La fièvre, la fatigue, ce rappel d’autrefois, lui donnaient un air un peu dolent, et cette langueur s’alliait bien avec sa position étendue, son regard caressant, son teint des pays chauds.

— « Vraiment », continua-t-elle, voyant que Jacques se contentait de froncer les sourcils sans répondre, « c’est terrible, tant d’ennui, pour une enfant ! Et puis, vers quatorze ou quinze ans, l’ennui a disparu. Je ne sais pas pourquoi. Intérieurement. Maintenant je ne connais plus l’ennui. Même quand… » (Elle pensait : « Même quand je suis malheureuse à cause de toi. » Elle dit seulement :) « Même quand les choses ne vont pas bien… »

Jacques, le nez baissé, les mains au fond des poches, se taisait. L’évocation du passé soulevait en lui des sursauts de rancune. Rien, dans l’existence qu’il avait vécue, ne trouvait grâce. À aucune époque de sa vie, nulle part, il ne s’était senti d’aplomb, à sa place, sur son vrai sol enfin, — comme Antoine. Dépaysé partout. En Afrique, en Italie, en Allemagne. À Lausanne même, presque autant qu’ailleurs… Et non seulement dépaysé, mais traqué. Traqué par les siens ; traqué par la société, par les conditions de la vie… Traqué par il ne savait quoi, qui semblait venir aussi de lui-même.

— « Le major Van de Cuyp… », commença Gise. Elle s’attardait aux souvenirs d’enfance parce qu’elle ne pouvait souffler mot de souvenirs moins lointains qui l’obsédaient. Mais elle se tut : elle sentait qu’elle ne ferait plus jaillir aucune flambée de ces cendres.

Elle continuait à examiner Jacques en silence, sans pouvoir déchiffrer le mot de l’énigme. Pourquoi était-il parti, malgré ce qui s’était passé entre eux ? Quelques phrases vagues, glissées par Antoine, l’avaient bouleversée sans lui expliquer rien. Qu’était devenu Jacques pendant ces trois ans ? Quel message apportaient donc les roses rouges du fleuriste de Londres ?

Elle songea soudain : « Comme on me l’a changé ! »

Avec une émotion que, cette fois, elle ne put cacher, elle murmura :

— « Comme tu es changé, Jacquot ! »

Au bref regard de Jacques, à son sourire réticent, elle comprit que cette émotion lui avait déplu. Aussitôt, modifiant visage et voix, elle se jeta gaiement dans un récit de son existence au couvent anglais :

— « C’est si bon, cette vie réglée… Le matin, si tu savais comme on a de l’entrain au travail, après la gymnastique au grand air et le breakfast ! »

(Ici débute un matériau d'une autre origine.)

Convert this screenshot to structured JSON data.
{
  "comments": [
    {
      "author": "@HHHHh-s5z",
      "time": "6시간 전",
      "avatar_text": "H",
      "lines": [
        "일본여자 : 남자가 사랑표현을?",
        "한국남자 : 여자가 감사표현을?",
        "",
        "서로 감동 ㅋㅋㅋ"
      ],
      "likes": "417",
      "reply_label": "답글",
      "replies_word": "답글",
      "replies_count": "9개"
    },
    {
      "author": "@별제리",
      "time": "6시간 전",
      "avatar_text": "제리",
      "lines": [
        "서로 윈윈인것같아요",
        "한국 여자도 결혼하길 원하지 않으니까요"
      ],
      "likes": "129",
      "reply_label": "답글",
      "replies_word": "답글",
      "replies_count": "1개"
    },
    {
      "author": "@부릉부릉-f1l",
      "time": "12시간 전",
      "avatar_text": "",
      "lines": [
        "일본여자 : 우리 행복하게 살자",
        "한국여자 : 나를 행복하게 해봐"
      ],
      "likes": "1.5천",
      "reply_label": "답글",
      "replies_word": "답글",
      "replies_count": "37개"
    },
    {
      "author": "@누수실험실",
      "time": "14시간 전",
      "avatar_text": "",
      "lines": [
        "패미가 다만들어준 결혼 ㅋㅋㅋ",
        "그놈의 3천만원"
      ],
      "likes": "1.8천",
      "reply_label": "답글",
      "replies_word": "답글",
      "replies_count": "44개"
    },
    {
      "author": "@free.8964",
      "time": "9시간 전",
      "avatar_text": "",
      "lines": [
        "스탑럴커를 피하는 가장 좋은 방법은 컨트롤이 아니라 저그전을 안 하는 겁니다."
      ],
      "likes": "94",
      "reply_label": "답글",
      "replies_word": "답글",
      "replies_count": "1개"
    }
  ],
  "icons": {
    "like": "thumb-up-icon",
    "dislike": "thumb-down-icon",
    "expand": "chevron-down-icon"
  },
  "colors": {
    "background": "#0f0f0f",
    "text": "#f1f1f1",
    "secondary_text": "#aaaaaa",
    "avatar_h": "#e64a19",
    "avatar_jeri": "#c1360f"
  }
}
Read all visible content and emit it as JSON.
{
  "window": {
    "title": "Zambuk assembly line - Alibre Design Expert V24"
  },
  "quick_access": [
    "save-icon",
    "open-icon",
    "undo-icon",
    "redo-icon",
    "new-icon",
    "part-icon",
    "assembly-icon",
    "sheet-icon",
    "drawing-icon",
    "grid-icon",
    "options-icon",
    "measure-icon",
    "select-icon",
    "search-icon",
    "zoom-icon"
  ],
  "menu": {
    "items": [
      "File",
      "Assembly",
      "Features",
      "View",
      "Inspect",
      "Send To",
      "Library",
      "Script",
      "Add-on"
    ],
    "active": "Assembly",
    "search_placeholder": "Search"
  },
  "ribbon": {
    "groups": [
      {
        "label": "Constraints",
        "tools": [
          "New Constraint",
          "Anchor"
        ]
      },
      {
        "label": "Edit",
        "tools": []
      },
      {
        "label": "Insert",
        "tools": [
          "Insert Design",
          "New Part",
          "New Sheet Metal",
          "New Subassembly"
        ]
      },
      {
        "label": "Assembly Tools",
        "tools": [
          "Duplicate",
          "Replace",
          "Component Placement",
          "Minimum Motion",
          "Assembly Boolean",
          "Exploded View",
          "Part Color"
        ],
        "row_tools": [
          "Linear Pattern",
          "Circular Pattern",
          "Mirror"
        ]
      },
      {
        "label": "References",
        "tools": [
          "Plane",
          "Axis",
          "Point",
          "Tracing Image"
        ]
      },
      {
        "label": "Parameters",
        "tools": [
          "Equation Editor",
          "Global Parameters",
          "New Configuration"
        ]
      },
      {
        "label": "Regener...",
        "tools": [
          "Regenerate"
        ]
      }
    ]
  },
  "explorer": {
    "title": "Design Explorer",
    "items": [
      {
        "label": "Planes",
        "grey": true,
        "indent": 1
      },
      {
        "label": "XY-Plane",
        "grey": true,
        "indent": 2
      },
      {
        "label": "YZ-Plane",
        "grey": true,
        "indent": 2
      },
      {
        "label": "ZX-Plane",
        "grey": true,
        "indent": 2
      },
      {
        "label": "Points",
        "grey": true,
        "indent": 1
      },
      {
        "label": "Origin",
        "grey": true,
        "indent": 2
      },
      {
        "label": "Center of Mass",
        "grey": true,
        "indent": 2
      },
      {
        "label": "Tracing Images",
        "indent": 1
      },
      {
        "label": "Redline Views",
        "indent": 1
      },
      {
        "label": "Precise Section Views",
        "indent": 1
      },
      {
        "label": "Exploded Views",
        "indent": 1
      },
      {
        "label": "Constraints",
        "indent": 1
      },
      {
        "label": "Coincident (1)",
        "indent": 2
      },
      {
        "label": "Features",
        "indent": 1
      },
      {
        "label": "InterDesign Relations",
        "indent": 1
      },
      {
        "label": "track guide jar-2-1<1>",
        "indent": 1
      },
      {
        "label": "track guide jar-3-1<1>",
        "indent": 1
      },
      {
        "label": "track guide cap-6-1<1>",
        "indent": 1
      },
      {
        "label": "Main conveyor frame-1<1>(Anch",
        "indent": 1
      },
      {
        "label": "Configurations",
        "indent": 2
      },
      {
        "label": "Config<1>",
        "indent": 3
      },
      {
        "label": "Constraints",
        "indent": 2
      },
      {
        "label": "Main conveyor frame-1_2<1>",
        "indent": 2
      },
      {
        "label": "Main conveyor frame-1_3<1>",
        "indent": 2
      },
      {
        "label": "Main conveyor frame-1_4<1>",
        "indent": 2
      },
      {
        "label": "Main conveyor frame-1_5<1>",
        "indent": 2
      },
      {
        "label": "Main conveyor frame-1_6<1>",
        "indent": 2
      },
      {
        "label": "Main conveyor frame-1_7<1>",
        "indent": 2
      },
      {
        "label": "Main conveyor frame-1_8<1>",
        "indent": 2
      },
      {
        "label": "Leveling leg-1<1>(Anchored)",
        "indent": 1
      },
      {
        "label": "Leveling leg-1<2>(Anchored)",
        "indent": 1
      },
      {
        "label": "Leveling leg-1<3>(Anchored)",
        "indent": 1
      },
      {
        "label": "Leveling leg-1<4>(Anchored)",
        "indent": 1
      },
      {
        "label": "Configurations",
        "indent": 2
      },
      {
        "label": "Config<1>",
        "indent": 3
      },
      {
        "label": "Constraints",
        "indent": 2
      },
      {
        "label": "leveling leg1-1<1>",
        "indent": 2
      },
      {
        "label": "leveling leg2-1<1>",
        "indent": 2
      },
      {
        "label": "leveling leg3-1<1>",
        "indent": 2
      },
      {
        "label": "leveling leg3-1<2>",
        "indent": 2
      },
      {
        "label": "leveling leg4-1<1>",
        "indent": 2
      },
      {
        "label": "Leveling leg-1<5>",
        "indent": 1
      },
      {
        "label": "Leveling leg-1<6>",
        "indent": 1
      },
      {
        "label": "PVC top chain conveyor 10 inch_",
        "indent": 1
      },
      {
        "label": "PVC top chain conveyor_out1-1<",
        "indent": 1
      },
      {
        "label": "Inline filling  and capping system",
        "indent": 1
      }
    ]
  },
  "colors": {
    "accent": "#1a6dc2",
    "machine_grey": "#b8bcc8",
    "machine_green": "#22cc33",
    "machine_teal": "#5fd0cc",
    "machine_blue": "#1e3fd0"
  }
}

(Elle ne disait pas que, pendant ce séjour à Londres, elle avait eu pour unique soutien l’idée de le retrouver. Elle n’avouait pas non plus combien son courage du matin s’évanouissait d’heure en heure ni quelles vagues de détresse l’assaillaient, le soir venu, dans sa couchette du dortoir.)

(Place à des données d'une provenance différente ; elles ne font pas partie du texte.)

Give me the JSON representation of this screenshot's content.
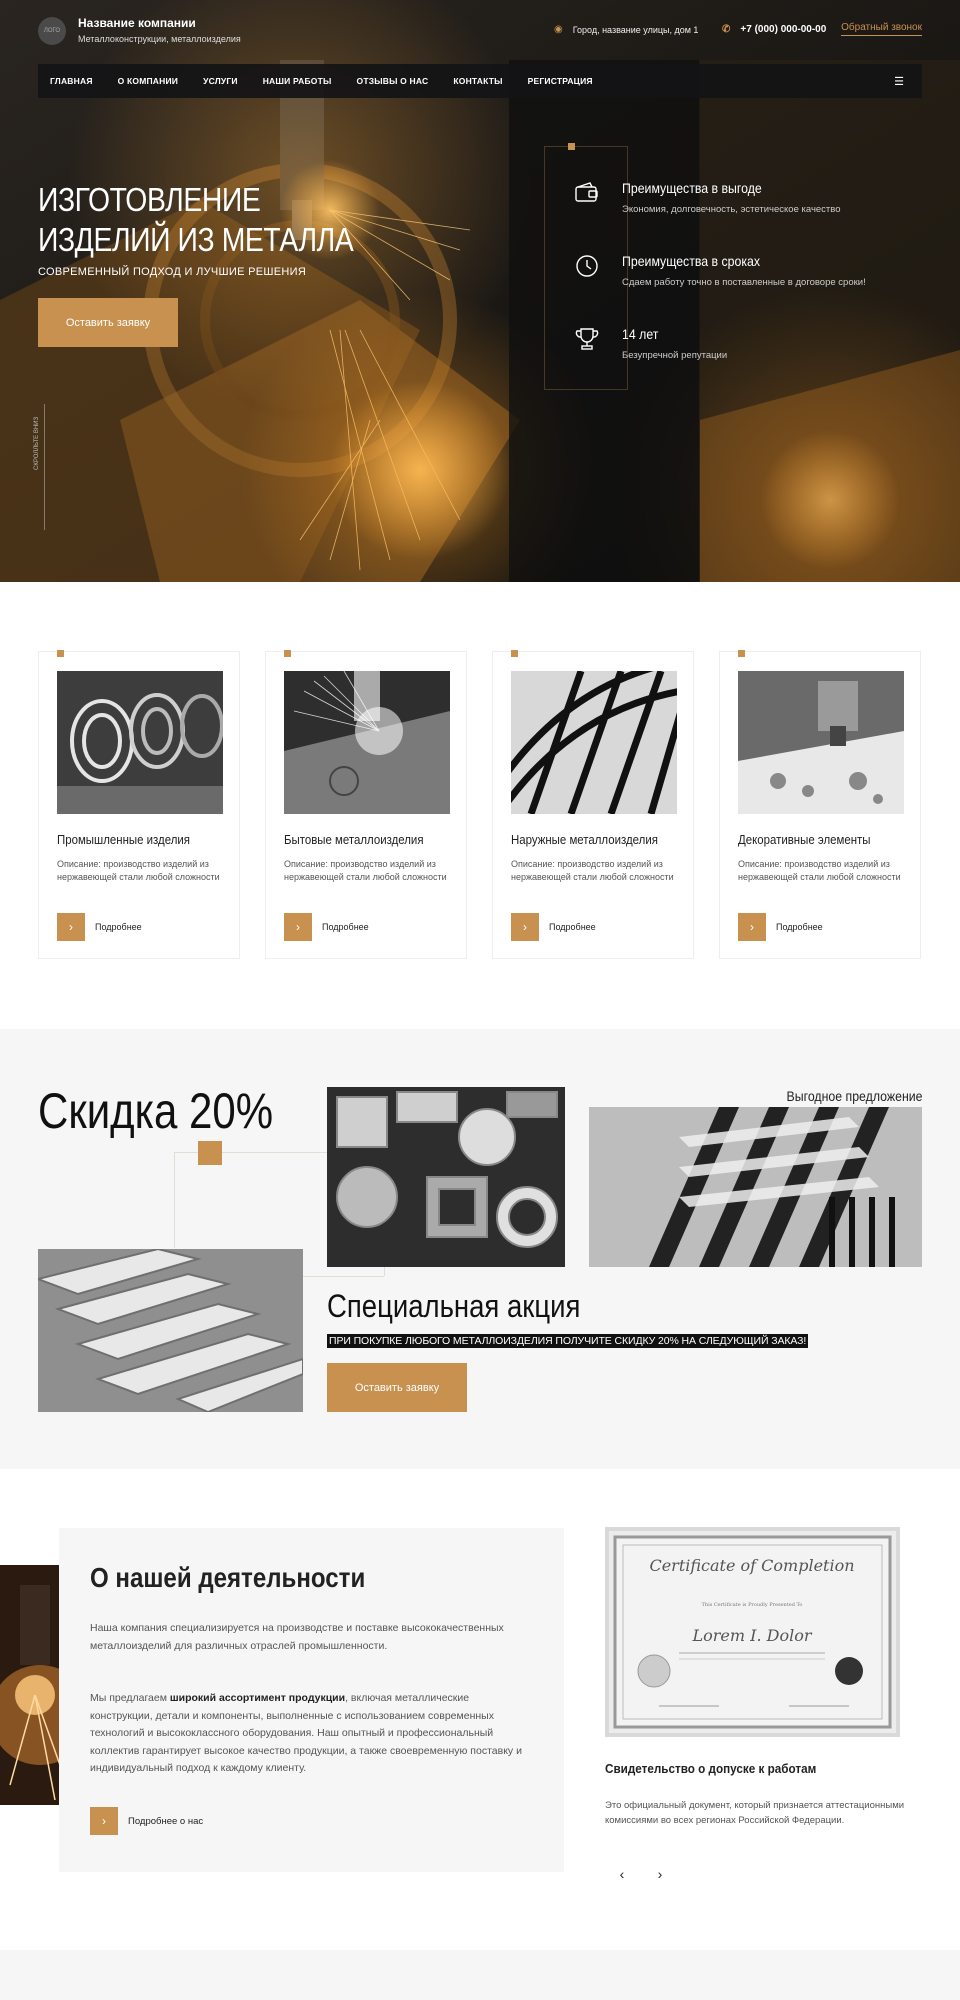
{
  "header": {
    "logo": "ЛОГО",
    "company_name": "Название компании",
    "company_sub": "Металлоконструкции, металлоизделия",
    "address": "Город, название улицы, дом 1",
    "phone": "+7 (000) 000-00-00",
    "callback": "Обратный звонок"
  },
  "nav": {
    "items": [
      {
        "label": "ГЛАВНАЯ"
      },
      {
        "label": "О КОМПАНИИ"
      },
      {
        "label": "УСЛУГИ"
      },
      {
        "label": "НАШИ РАБОТЫ"
      },
      {
        "label": "ОТЗЫВЫ О НАС"
      },
      {
        "label": "КОНТАКТЫ"
      },
      {
        "label": "РЕГИСТРАЦИЯ"
      }
    ]
  },
  "hero": {
    "title_line1": "ИЗГОТОВЛЕНИЕ",
    "title_line2": "ИЗДЕЛИЙ ИЗ МЕТАЛЛА",
    "subtitle": "СОВРЕМЕННЫЙ ПОДХОД И ЛУЧШИЕ РЕШЕНИЯ",
    "button": "Оставить заявку",
    "scroll": "СКРОЛЛЬТЕ ВНИЗ"
  },
  "advantages": [
    {
      "icon": "wallet-icon",
      "title": "Преимущества в выгоде",
      "desc": "Экономия, долговечность, эстетическое качество"
    },
    {
      "icon": "clock-icon",
      "title": "Преимущества в сроках",
      "desc": "Сдаем работу точно в поставленные в договоре сроки!"
    },
    {
      "icon": "trophy-icon",
      "title": "14 лет",
      "desc": "Безупречной репутации"
    }
  ],
  "categories": [
    {
      "title": "Промышленные изделия",
      "desc": "Описание: производство изделий из нержавеющей стали любой сложности",
      "more": "Подробнее"
    },
    {
      "title": "Бытовые металлоизделия",
      "desc": "Описание: производство изделий из нержавеющей стали любой сложности",
      "more": "Подробнее"
    },
    {
      "title": "Наружные металлоизделия",
      "desc": "Описание: производство изделий из нержавеющей стали любой сложности",
      "more": "Подробнее"
    },
    {
      "title": "Декоративные элементы",
      "desc": "Описание: производство изделий из нержавеющей стали любой сложности",
      "more": "Подробнее"
    }
  ],
  "promo": {
    "title": "Скидка 20%",
    "note": "Выгодное предложение",
    "subtitle": "Специальная акция",
    "text": "ПРИ ПОКУПКЕ ЛЮБОГО МЕТАЛЛОИЗДЕЛИЯ ПОЛУЧИТЕ СКИДКУ 20% НА СЛЕДУЮЩИЙ ЗАКАЗ!",
    "button": "Оставить заявку"
  },
  "about": {
    "title": "О нашей деятельности",
    "p1": "Наша компания специализируется на производстве и поставке высококачественных металлоизделий для различных отраслей промышленности.",
    "p2_prefix": "Мы предлагаем ",
    "p2_bold": "широкий ассортимент продукции",
    "p2_rest": ", включая металлические конструкции, детали и компоненты, выполненные с использованием современных технологий и высококлассного оборудования. Наш опытный и профессиональный коллектив гарантирует высокое качество продукции, а также своевременную поставку и индивидуальный подход к каждому клиенту.",
    "more": "Подробнее о нас"
  },
  "certificate": {
    "heading": "Certificate of Completion",
    "caption": "This Certificate is Proudly Presented To",
    "name": "Lorem I. Dolor",
    "title": "Свидетельство о допуске к работам",
    "desc": "Это официальный документ, который признается аттестационными комиссиями во всех регионах Российской Федерации.",
    "prev": "‹",
    "next": "›"
  },
  "colors": {
    "accent": "#c8914f",
    "dark": "#111111",
    "light_bg": "#f6f6f6"
  }
}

— « La vie anglaise est si différente de la nôtre, si attrayante ! » Soulagée d’avoir trouvé ce lieu commun, elle s’y cramponnait pour refouler la menace d’un nouveau silence. « En Angleterre, tout le monde rit, exprès, pour un rien. Ils ne veulent absolument pas que la vie soit une chose triste : alors, tu comprends, ils pensent le moins possible ; ils jouent. Tout, pour eux, devient un jeu : à commencer par l’existence ! »

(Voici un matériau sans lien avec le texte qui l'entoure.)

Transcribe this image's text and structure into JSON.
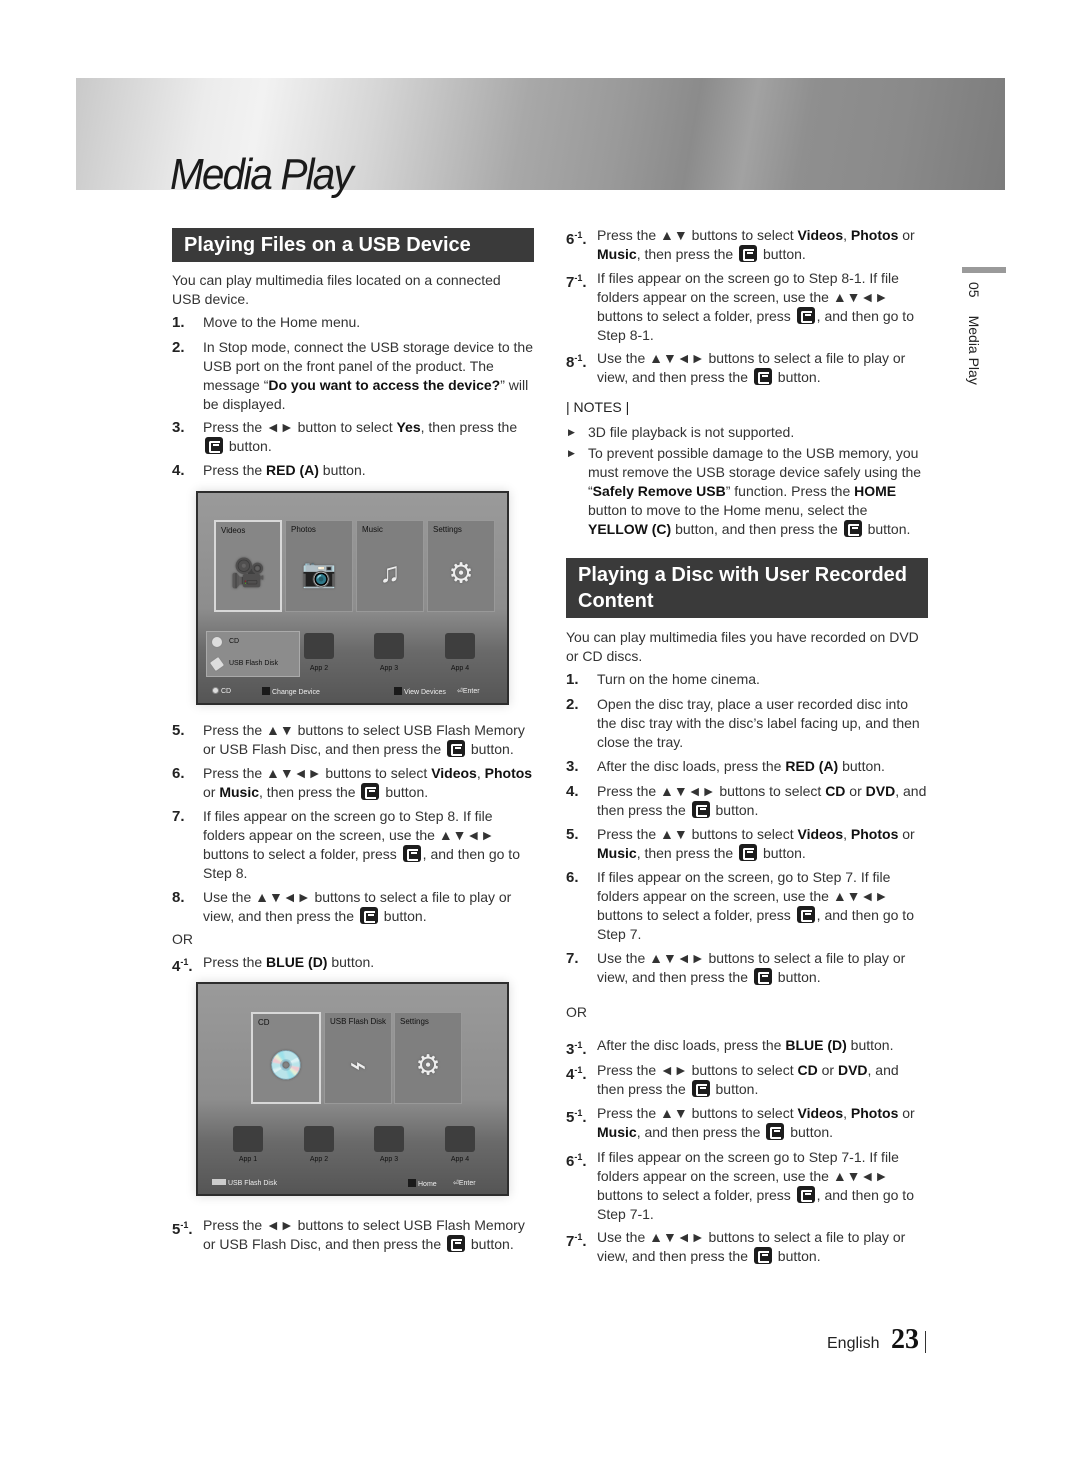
{
  "header": {
    "title": "Media Play"
  },
  "side_tab": {
    "chapter": "05",
    "label": "Media Play"
  },
  "footer": {
    "language": "English",
    "page_number": "23"
  },
  "left": {
    "section_title": "Playing Files on a USB Device",
    "intro": "You can play multimedia files located on a connected USB device.",
    "steps": [
      {
        "num": "1.",
        "text": "Move to the Home menu."
      },
      {
        "num": "2.",
        "pre": "In Stop mode, connect the USB storage device to the USB port on the front panel of the product. The message “",
        "bold": "Do you want to access the device?",
        "post": "” will be displayed."
      },
      {
        "num": "3.",
        "pre": "Press the ◄► button to select ",
        "bold": "Yes",
        "post": ", then press the",
        "post2": "button."
      },
      {
        "num": "4.",
        "pre": "Press the ",
        "bold": "RED (A)",
        "post": " button."
      },
      {
        "num": "5.",
        "pre": "Press the ▲▼ buttons to select USB Flash Memory or USB Flash Disc, and then press the",
        "post": "button."
      },
      {
        "num": "6.",
        "pre": "Press the ▲▼◄► buttons to select ",
        "b1": "Videos",
        "m1": ", ",
        "b2": "Photos",
        "m2": " or ",
        "b3": "Music",
        "post": ", then press the",
        "post2": "button."
      },
      {
        "num": "7.",
        "pre": "If files appear on the screen go to Step 8. If file folders appear on the screen, use the ▲▼◄► buttons to select a folder, press",
        "post": ", and then go to Step 8."
      },
      {
        "num": "8.",
        "pre": "Use the ▲▼◄► buttons to select a file to play or view, and then press the",
        "post": "button."
      }
    ],
    "or_label": "OR",
    "alt_steps": [
      {
        "num": "4",
        "sup": "-1",
        "pre": "Press the ",
        "bold": "BLUE (D)",
        "post": " button."
      },
      {
        "num": "5",
        "sup": "-1",
        "pre": "Press the ◄► buttons to select USB Flash Memory or USB Flash Disc, and then press the",
        "post": "button."
      }
    ],
    "screen1": {
      "tiles": [
        "Videos",
        "Photos",
        "Music",
        "Settings"
      ],
      "devices": [
        "CD",
        "USB Flash Disk"
      ],
      "apps": [
        "App 2",
        "App 3",
        "App 4"
      ],
      "bar": {
        "device": "CD",
        "a_label": "Change Device",
        "d_label": "View Devices",
        "enter": "Enter",
        "a_key": "A",
        "d_key": "D"
      }
    },
    "screen2": {
      "tiles": [
        "CD",
        "USB Flash Disk",
        "Settings"
      ],
      "apps": [
        "App 1",
        "App 2",
        "App 3",
        "App 4"
      ],
      "bar": {
        "device": "USB Flash Disk",
        "home": "Home",
        "enter": "Enter",
        "d_key": "D"
      }
    }
  },
  "right": {
    "cont_steps": [
      {
        "num": "6",
        "sup": "-1",
        "pre": "Press the ▲▼ buttons to select ",
        "b1": "Videos",
        "m1": ", ",
        "b2": "Photos",
        "m2": " or ",
        "b3": "Music",
        "post": ", then press the",
        "post2": "button."
      },
      {
        "num": "7",
        "sup": "-1",
        "text": "If files appear on the screen go to Step 8-1. If file folders appear on the screen, use the ▲▼◄► buttons to select a folder, press",
        "post": ", and then go to Step 8-1."
      },
      {
        "num": "8",
        "sup": "-1",
        "pre": "Use the ▲▼◄► buttons to select a file to play or view, and then press the",
        "post": "button."
      }
    ],
    "notes_title": "| NOTES |",
    "notes": [
      {
        "text": "3D file playback is not supported."
      },
      {
        "pre": "To prevent possible damage to the USB memory, you must remove the USB storage device safely using the “",
        "b1": "Safely Remove USB",
        "m1": "” function. Press the ",
        "b2": "HOME",
        "m2": " button to move to the Home menu, select the ",
        "b3": "YELLOW (C)",
        "post": " button, and then press the",
        "post2": "button."
      }
    ],
    "section_title": "Playing a Disc with User Recorded Content",
    "intro": "You can play multimedia files you have recorded on DVD or CD discs.",
    "steps": [
      {
        "num": "1.",
        "text": "Turn on the home cinema."
      },
      {
        "num": "2.",
        "text": "Open the disc tray, place a user recorded disc into the disc tray with the disc’s label facing up, and then close the tray."
      },
      {
        "num": "3.",
        "pre": "After the disc loads, press the ",
        "bold": "RED (A)",
        "post": " button."
      },
      {
        "num": "4.",
        "pre": "Press the ▲▼◄► buttons to select ",
        "b1": "CD",
        "m1": " or ",
        "b2": "DVD",
        "post": ", and then press the",
        "post2": "button."
      },
      {
        "num": "5.",
        "pre": "Press the ▲▼ buttons to select ",
        "b1": "Videos",
        "m1": ", ",
        "b2": "Photos",
        "m2": " or ",
        "b3": "Music",
        "post": ", then press the",
        "post2": "button."
      },
      {
        "num": "6.",
        "pre": "If files appear on the screen, go to Step 7. If file folders appear on the screen, use the ▲▼◄► buttons to select a folder, press",
        "post": ", and then go to Step 7."
      },
      {
        "num": "7.",
        "pre": "Use the ▲▼◄► buttons to select a file to play or view, and then press the",
        "post": "button."
      }
    ],
    "or_label": "OR",
    "alt_steps": [
      {
        "num": "3",
        "sup": "-1",
        "pre": "After the disc loads, press the ",
        "bold": "BLUE (D)",
        "post": " button."
      },
      {
        "num": "4",
        "sup": "-1",
        "pre": "Press the ◄► buttons to select ",
        "b1": "CD",
        "m1": " or ",
        "b2": "DVD",
        "post": ", and then press the",
        "post2": "button."
      },
      {
        "num": "5",
        "sup": "-1",
        "pre": "Press the ▲▼ buttons to select ",
        "b1": "Videos",
        "m1": ", ",
        "b2": "Photos",
        "m2": " or ",
        "b3": "Music",
        "post": ", and then press the",
        "post2": "button."
      },
      {
        "num": "6",
        "sup": "-1",
        "pre": "If files appear on the screen go to Step 7-1. If file folders appear on the screen, use the ▲▼◄► buttons to select a folder, press",
        "post": ", and then go to Step 7-1."
      },
      {
        "num": "7",
        "sup": "-1",
        "pre": "Use the ▲▼◄► buttons to select a file to play or view, and then press the",
        "post": "button."
      }
    ]
  }
}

Jacques écoutait ce bavardage, sans l’interrompre. Lui aussi, il irait en Angleterre. Il irait en Russie, il irait en Amérique. Il avait tout l’avenir devant lui pour aller ailleurs, pour chercher… Il souriait complaisamment, il approuvait de la tête. Elle n’était pas sotte. Ces trois années semblaient même l’avoir beaucoup mûrie. Embellie aussi, affinée… Une fois encore, il posa les yeux sur ce corps délicat que l’on sentait, sous la couverture, comme amolli par sa propre chaleur. Et, brutalement, il fut ressaisi par le passé : il revécut tout : son désir subit, leur étreinte sous les grands arbres de Maisons. Chaste étreinte ; et pourtant, après tant d’années, après tant d’aventures, il sentait encore sur son bras ce torse qui ployait, et sous sa bouche ces lèvres sans expérience ! En une seconde, raison, volonté, tout fut en déroute. Pourquoi pas ?… Il alla même jusqu’à songer comme aux pires jours : « La faire mienne, l’épouser. » Mais aussitôt sa pensée heurta quelque chose d’opaque, d’intérieur, qu’il ne distinguait pas nettement : un infranchissable obstacle, dressé au centre de lui-même.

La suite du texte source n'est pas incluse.